Few studies have specifically examined the influence of shared toilets on adverse pregnancy outcomes. Those that did, report that using a shared toilet was more likely to result in low birth weight than using a private family restroom [37, 40]. This was further illustrated in the current study, which found that mothers who reported sharing toilets with other households had a 63% higher likelihood of giving birth to underweight newborns. Interventions that introduce gender-sensitive sanitation — including clean, safe, and separate toilets, and access to water—may thus serve to ensure gender-equitable living conditions that address the needs of all people, including pregnant women in Ethiopia.

People who lived in small peripheral regions were more likely to give birth to neonates who were below normal weight than metro residents. The Ethiopian government has recognized the small peripheral regions Afar, Somalia, Benishangul, and Gambella as developing regional states because of the high prevalence of poverty and social metrics that trail far below national averages [41]. While variations in socio-demographic variables may account for regional variations in prevalence, it is known that deficiencies, inconsistent service delivery, inequity, and inefficiency are some of the key fetal health challenges. Thus, for such regions to deliver the goods and services that the native population desires with a comparative or absolute advantage, more work must be done to ensure the development of the human and social capital of the regions.

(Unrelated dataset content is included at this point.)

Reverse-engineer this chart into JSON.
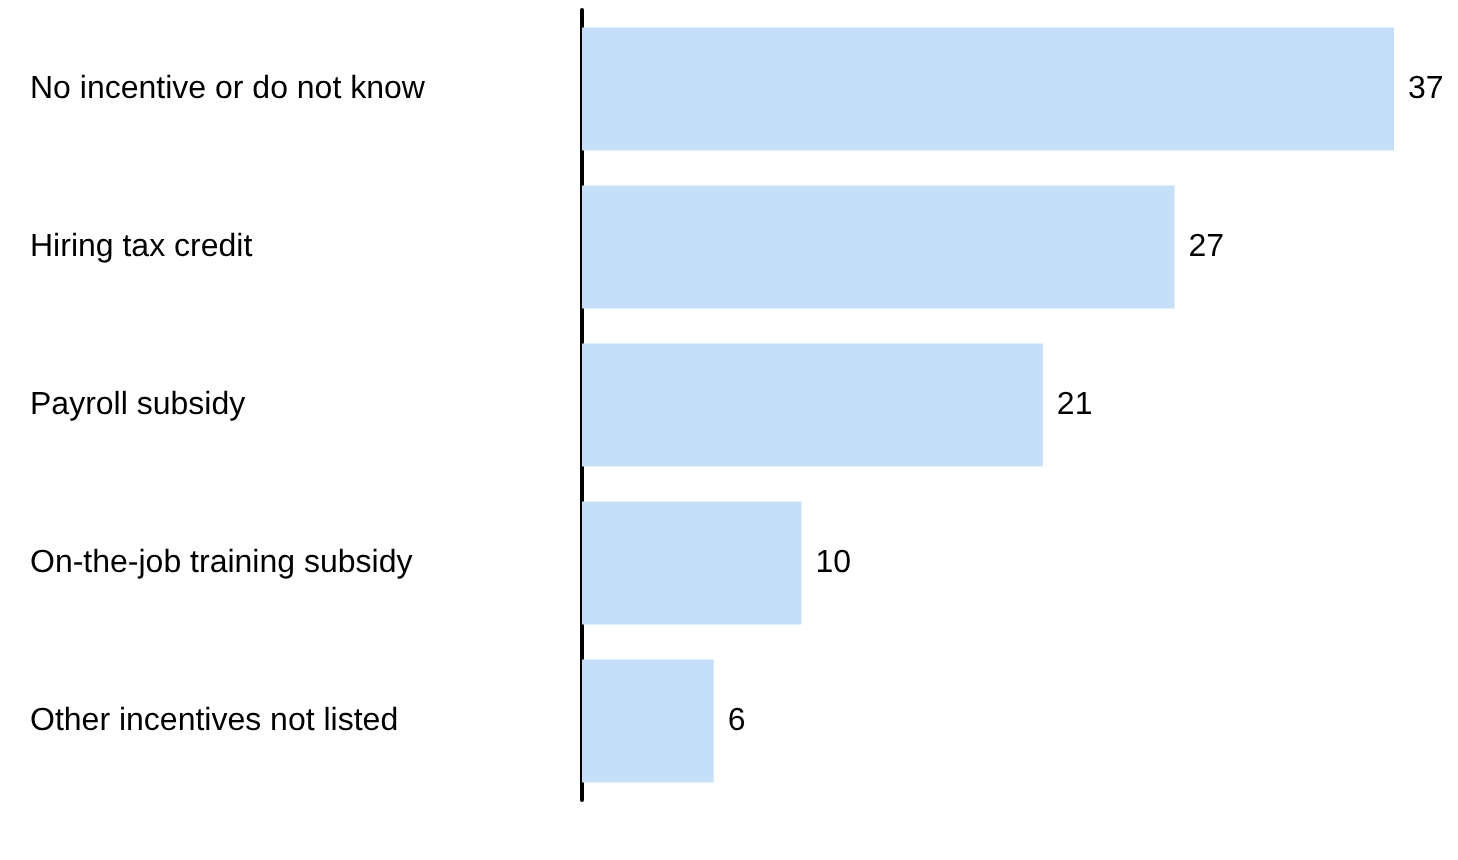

This study reveals that a lack of household WASH infrastructure is a risk factor for poor birth outcomes in women in low-income countries, adding to the scant evidence about environmental causes of LBW. To the best of our knowledge, this study is the first to quantify the proportional contributions of the individual-, family-, and community-level environmental factors that impact birth weight in Ethiopia. Despite the aforementioned benefits, this study has some limitations. Because the data were cross-sectional, they were inadequate for determining causal correlations. The lack of temporal data is unlikely to introduce any bias; however, major changes in housing standards and WASH services are unlikely to occur over such short periods. Another potential limitation of this study is the lack of information on housing features other than the building materials used to construct floors, walls, and roofs in the survey data. There is no information available about a home's interiors, such as whether the eaves are open or whether any windows or doors have screens. Finally, a recall bias may be introduced when measuring historical events.

Conclusion

The intricate interactions between access to water, sanitation, and hygiene as well as housing conditions and birth outcomes among Ethiopian women were examined in this study. The study also provides opportunities for further research and insights that may have policy- and program-related implications for environmental and child-health programs. Important risk factors for LBW include households without a private source of drinking water, living in small peripheral regions, using solid fuels as the main source of energy, and households in which women handle their sanitary needs in shared or public spaces. Because of the multiple pathways through which poor access to water, sanitation, and hygiene may negatively impact newborn health outcomes, it is necessary to integrate WASH and housing considerations to support efforts within the newborn and child healthcare program in Ethiopia and vice versa to leverage greater progress in reducing neonatal mortality and morbidity.